During the June 2021 special session, the DFL House and Republican Senate passed a compromise budget that included $250 million for frontline worker bonus pay and created a working group to make recommendations to the Legislature on how to distribute those resources. When Minnesota announced a historic $7.7 billion budget surplus in December 2021, Democrats quickly beefed up their proposal to deliver $1 billion in order to provide bigger bonus checks to all frontline workers. 

“Democrats have been working for months to get bonus checks into the hands of Minnesota’s heroic frontline workers, and the only reason it hasn’t happened yet is because Senate Republicans are playing politics with workers’ livelihoods,” said House Majority Leader Ryan Winkler. “Republicans have broken their promise to our pandemic heroes and instead are prioritizing tax cuts for big corporations and wealthy individuals that are doing extremely well.
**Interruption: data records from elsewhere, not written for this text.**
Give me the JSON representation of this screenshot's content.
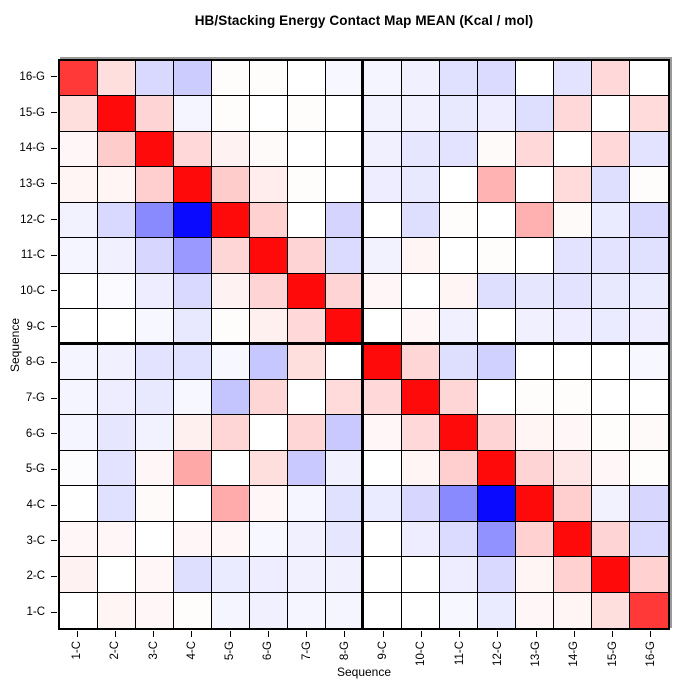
{
  "chart_data": {
    "type": "heatmap",
    "title": "HB/Stacking Energy Contact Map MEAN (Kcal / mol)",
    "xlabel": "Sequence",
    "ylabel": "Sequence",
    "x_categories": [
      "1-C",
      "2-C",
      "3-C",
      "4-C",
      "5-G",
      "6-G",
      "7-G",
      "8-G",
      "9-C",
      "10-C",
      "11-C",
      "12-C",
      "13-G",
      "14-G",
      "15-G",
      "16-G"
    ],
    "y_categories_top_to_bottom": [
      "16-G",
      "15-G",
      "14-G",
      "13-G",
      "12-C",
      "11-C",
      "10-C",
      "9-C",
      "8-G",
      "7-G",
      "6-G",
      "5-G",
      "4-C",
      "3-C",
      "2-C",
      "1-C"
    ],
    "colormap": {
      "negative_end": "#0000FF",
      "midpoint": "#FFFFFF",
      "positive_end": "#FF0000",
      "scale_note": "no colorbar shown; values below are normalized color intensities read from pixels, -1 = saturated blue, +1 = saturated red"
    },
    "grid_on": true,
    "quadrant_divider_after_index": 8,
    "values_normalized": [
      [
        0.78,
        0.13,
        -0.15,
        -0.2,
        0.01,
        0.01,
        0.0,
        -0.03,
        -0.04,
        -0.06,
        -0.12,
        -0.14,
        0.0,
        -0.11,
        0.15,
        0.0
      ],
      [
        0.13,
        0.96,
        0.17,
        -0.04,
        0.01,
        0.0,
        0.01,
        0.0,
        -0.05,
        -0.06,
        -0.09,
        -0.07,
        -0.13,
        0.15,
        0.0,
        0.14
      ],
      [
        0.03,
        0.2,
        0.96,
        0.15,
        0.05,
        0.02,
        0.0,
        0.0,
        -0.06,
        -0.1,
        -0.11,
        0.02,
        0.15,
        0.0,
        0.15,
        -0.11
      ],
      [
        0.04,
        0.04,
        0.19,
        0.96,
        0.2,
        0.07,
        0.01,
        0.0,
        -0.07,
        -0.09,
        0.0,
        0.3,
        0.0,
        0.14,
        -0.13,
        0.01
      ],
      [
        -0.05,
        -0.15,
        -0.46,
        -0.96,
        0.96,
        0.18,
        0.0,
        -0.17,
        0.0,
        -0.13,
        0.01,
        0.0,
        0.31,
        0.02,
        -0.08,
        -0.15
      ],
      [
        -0.04,
        -0.06,
        -0.16,
        -0.4,
        0.16,
        0.96,
        0.17,
        -0.14,
        -0.05,
        0.04,
        0.0,
        0.01,
        0.0,
        -0.11,
        -0.11,
        -0.12
      ],
      [
        0.0,
        -0.02,
        -0.07,
        -0.15,
        0.05,
        0.17,
        0.96,
        0.17,
        0.03,
        0.0,
        0.04,
        -0.13,
        -0.1,
        -0.11,
        -0.09,
        -0.08
      ],
      [
        0.0,
        0.0,
        -0.03,
        -0.09,
        0.01,
        0.06,
        0.15,
        0.96,
        0.0,
        0.03,
        -0.06,
        0.0,
        -0.06,
        -0.07,
        -0.08,
        -0.07
      ],
      [
        -0.04,
        -0.06,
        -0.11,
        -0.12,
        -0.03,
        -0.22,
        0.13,
        0.0,
        0.96,
        0.16,
        -0.13,
        -0.18,
        0.0,
        0.0,
        0.0,
        -0.03
      ],
      [
        -0.04,
        -0.07,
        -0.09,
        -0.03,
        -0.23,
        0.16,
        0.0,
        0.14,
        0.15,
        0.96,
        0.16,
        0.0,
        0.01,
        0.01,
        0.0,
        0.0
      ],
      [
        -0.04,
        -0.1,
        -0.05,
        0.06,
        0.16,
        0.0,
        0.16,
        -0.21,
        0.03,
        0.15,
        0.96,
        0.17,
        0.04,
        0.03,
        0.01,
        0.02
      ],
      [
        -0.01,
        -0.11,
        0.03,
        0.34,
        0.0,
        0.13,
        -0.21,
        -0.06,
        0.0,
        0.04,
        0.19,
        0.96,
        0.17,
        0.1,
        0.03,
        0.01
      ],
      [
        0.0,
        -0.12,
        0.02,
        0.0,
        0.33,
        0.03,
        -0.04,
        -0.12,
        -0.08,
        -0.16,
        -0.46,
        -0.96,
        0.96,
        0.19,
        -0.05,
        -0.16
      ],
      [
        0.03,
        0.03,
        0.0,
        0.03,
        0.03,
        -0.03,
        -0.06,
        -0.1,
        0.0,
        -0.07,
        -0.14,
        -0.43,
        0.18,
        0.96,
        0.17,
        -0.15
      ],
      [
        0.05,
        0.0,
        0.03,
        -0.13,
        -0.08,
        -0.07,
        -0.06,
        -0.06,
        0.0,
        0.0,
        -0.07,
        -0.15,
        0.04,
        0.18,
        0.96,
        0.18
      ],
      [
        0.0,
        0.04,
        0.03,
        0.01,
        -0.04,
        -0.06,
        -0.04,
        -0.04,
        0.0,
        0.0,
        -0.03,
        -0.08,
        0.03,
        0.04,
        0.13,
        0.78
      ]
    ]
  }
}
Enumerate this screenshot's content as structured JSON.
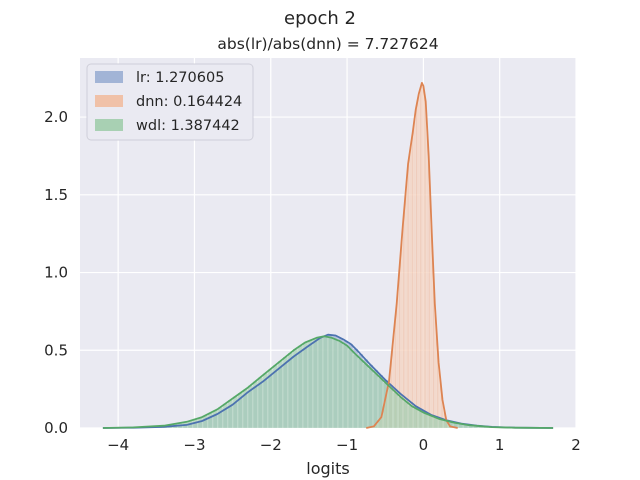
{
  "chart_data": {
    "type": "histogram",
    "title": "epoch 2",
    "subtitle": "abs(lr)/abs(dnn) = 7.727624",
    "xlabel": "logits",
    "ylabel": "",
    "xlim": [
      -4.5,
      2.0
    ],
    "ylim": [
      0,
      2.38
    ],
    "xticks": [
      -4,
      -3,
      -2,
      -1,
      0,
      1,
      2
    ],
    "xtick_labels": [
      "−4",
      "−3",
      "−2",
      "−1",
      "0",
      "1",
      "2"
    ],
    "yticks": [
      0.0,
      0.5,
      1.0,
      1.5,
      2.0
    ],
    "ytick_labels": [
      "0.0",
      "0.5",
      "1.0",
      "1.5",
      "2.0"
    ],
    "grid": true,
    "legend_position": "top-left",
    "series": [
      {
        "name": "lr: 1.270605",
        "kind": "kde",
        "color": "#4c72b0",
        "fill": "#a2b4d6",
        "points": [
          [
            -4.2,
            0.0
          ],
          [
            -3.8,
            0.002
          ],
          [
            -3.4,
            0.008
          ],
          [
            -3.1,
            0.02
          ],
          [
            -2.9,
            0.045
          ],
          [
            -2.7,
            0.09
          ],
          [
            -2.5,
            0.15
          ],
          [
            -2.3,
            0.23
          ],
          [
            -2.1,
            0.3
          ],
          [
            -1.9,
            0.38
          ],
          [
            -1.7,
            0.46
          ],
          [
            -1.5,
            0.53
          ],
          [
            -1.35,
            0.58
          ],
          [
            -1.25,
            0.6
          ],
          [
            -1.15,
            0.595
          ],
          [
            -1.05,
            0.57
          ],
          [
            -0.95,
            0.54
          ],
          [
            -0.85,
            0.49
          ],
          [
            -0.7,
            0.41
          ],
          [
            -0.5,
            0.31
          ],
          [
            -0.3,
            0.22
          ],
          [
            -0.1,
            0.14
          ],
          [
            0.1,
            0.085
          ],
          [
            0.3,
            0.05
          ],
          [
            0.5,
            0.028
          ],
          [
            0.7,
            0.015
          ],
          [
            0.9,
            0.007
          ],
          [
            1.2,
            0.002
          ],
          [
            1.7,
            0.0
          ]
        ]
      },
      {
        "name": "dnn: 0.164424",
        "kind": "kde",
        "color": "#dd8452",
        "fill": "#f0c1a8",
        "points": [
          [
            -0.75,
            0.0
          ],
          [
            -0.65,
            0.01
          ],
          [
            -0.55,
            0.07
          ],
          [
            -0.45,
            0.3
          ],
          [
            -0.35,
            0.8
          ],
          [
            -0.27,
            1.3
          ],
          [
            -0.2,
            1.7
          ],
          [
            -0.14,
            1.9
          ],
          [
            -0.1,
            2.05
          ],
          [
            -0.06,
            2.15
          ],
          [
            -0.02,
            2.22
          ],
          [
            0.0,
            2.2
          ],
          [
            0.03,
            2.1
          ],
          [
            0.07,
            1.75
          ],
          [
            0.11,
            1.25
          ],
          [
            0.15,
            0.8
          ],
          [
            0.2,
            0.42
          ],
          [
            0.25,
            0.18
          ],
          [
            0.3,
            0.05
          ],
          [
            0.35,
            0.01
          ],
          [
            0.45,
            0.0
          ]
        ]
      },
      {
        "name": "wdl: 1.387442",
        "kind": "kde",
        "color": "#55a868",
        "fill": "#a8d0b3",
        "points": [
          [
            -4.2,
            0.0
          ],
          [
            -3.8,
            0.004
          ],
          [
            -3.4,
            0.015
          ],
          [
            -3.1,
            0.04
          ],
          [
            -2.9,
            0.07
          ],
          [
            -2.7,
            0.12
          ],
          [
            -2.5,
            0.19
          ],
          [
            -2.3,
            0.26
          ],
          [
            -2.1,
            0.34
          ],
          [
            -1.9,
            0.42
          ],
          [
            -1.7,
            0.5
          ],
          [
            -1.55,
            0.55
          ],
          [
            -1.4,
            0.58
          ],
          [
            -1.3,
            0.59
          ],
          [
            -1.2,
            0.58
          ],
          [
            -1.1,
            0.56
          ],
          [
            -1.0,
            0.53
          ],
          [
            -0.9,
            0.48
          ],
          [
            -0.75,
            0.41
          ],
          [
            -0.6,
            0.34
          ],
          [
            -0.45,
            0.27
          ],
          [
            -0.3,
            0.2
          ],
          [
            -0.15,
            0.14
          ],
          [
            0.0,
            0.1
          ],
          [
            0.2,
            0.06
          ],
          [
            0.4,
            0.035
          ],
          [
            0.6,
            0.018
          ],
          [
            0.9,
            0.006
          ],
          [
            1.2,
            0.002
          ],
          [
            1.7,
            0.0
          ]
        ]
      }
    ]
  }
}
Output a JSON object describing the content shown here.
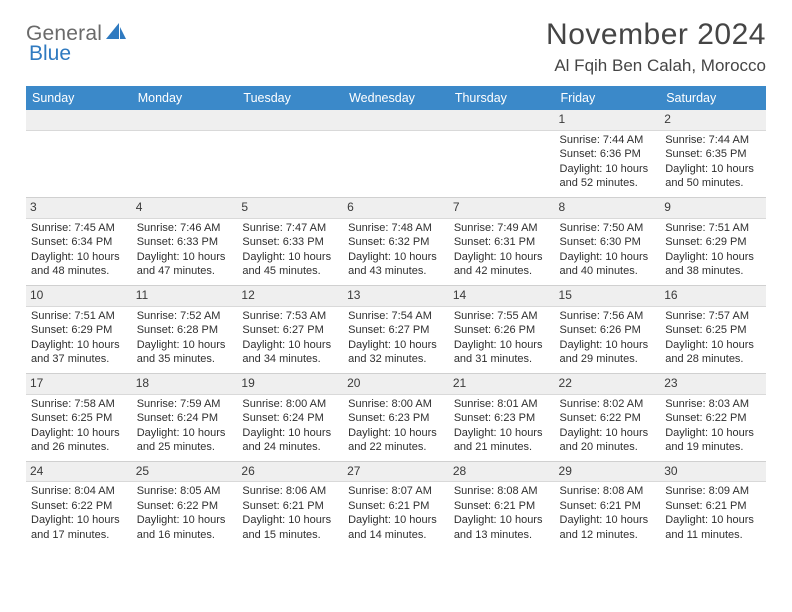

It’s time for Republicans to join Democrats in putting workers and their families first.” 

The DFL proposal includes the following occupations in the definition of a frontline worker: 1) long-term care and home care; 2) health care; 3) emergency responders; 4) public health, social service, and regulatory service; 5) courts and corrections; 6) child care; 7) public schools, including charter schools, state schools, and higher education; 8) food service, including production, processing, preparation, sale, and delivery; 9) retail, including sales, fulfillment, distribution, and delivery; 10) temporary shelters and hotels; 11) building services, including maintenance, janitorial, and security; 12) public transit; 13) ground and air transportation services; 14) manufacturing; and 15) vocational rehabilitation.

“From the very beginning of this pandemic, Minnesota’s frontline workers have put their health and safety on the line to keep the economy going, treat COVID patients, provide child care, teach our children, respond to emergencies, ensure we all have food, and so much more,” said Speaker Melissa Hortman. “These workers have more than earned these bonuses, and it’s long past time we get this done.” 

In order to receive a bonus check, workers must meet the following individual eligibility requirements:

  • was employed in one of the frontline sectors in MN for at least 120 hours from 3/15/20 to 6/30/21
  • was not able to work remotely due to the nature of their work, and worked in close proximity to other individuals (not in the same household);
  • meet income restrictions. For workers providing direct care to COVID patients, max income is $350,000 (joint filers) and $175,000 (single). For all other workers, the limits are $185,000 (joint) and $85,000 (single); and
  • did not collect more than 20 weeks of unemployment benefits from 3/15/20 to 6/30/21.

Senate Republicans have yet to introduce a single piece of legislation that delivers bonus checks to frontline workers after the Legislature promised to do so as part of budget negotiations during the June 2021 special session. Republican members of the Frontline Worker Pay Working group recommended a proposal that would leave more than half a million frontline workers with $0 in bonus checks.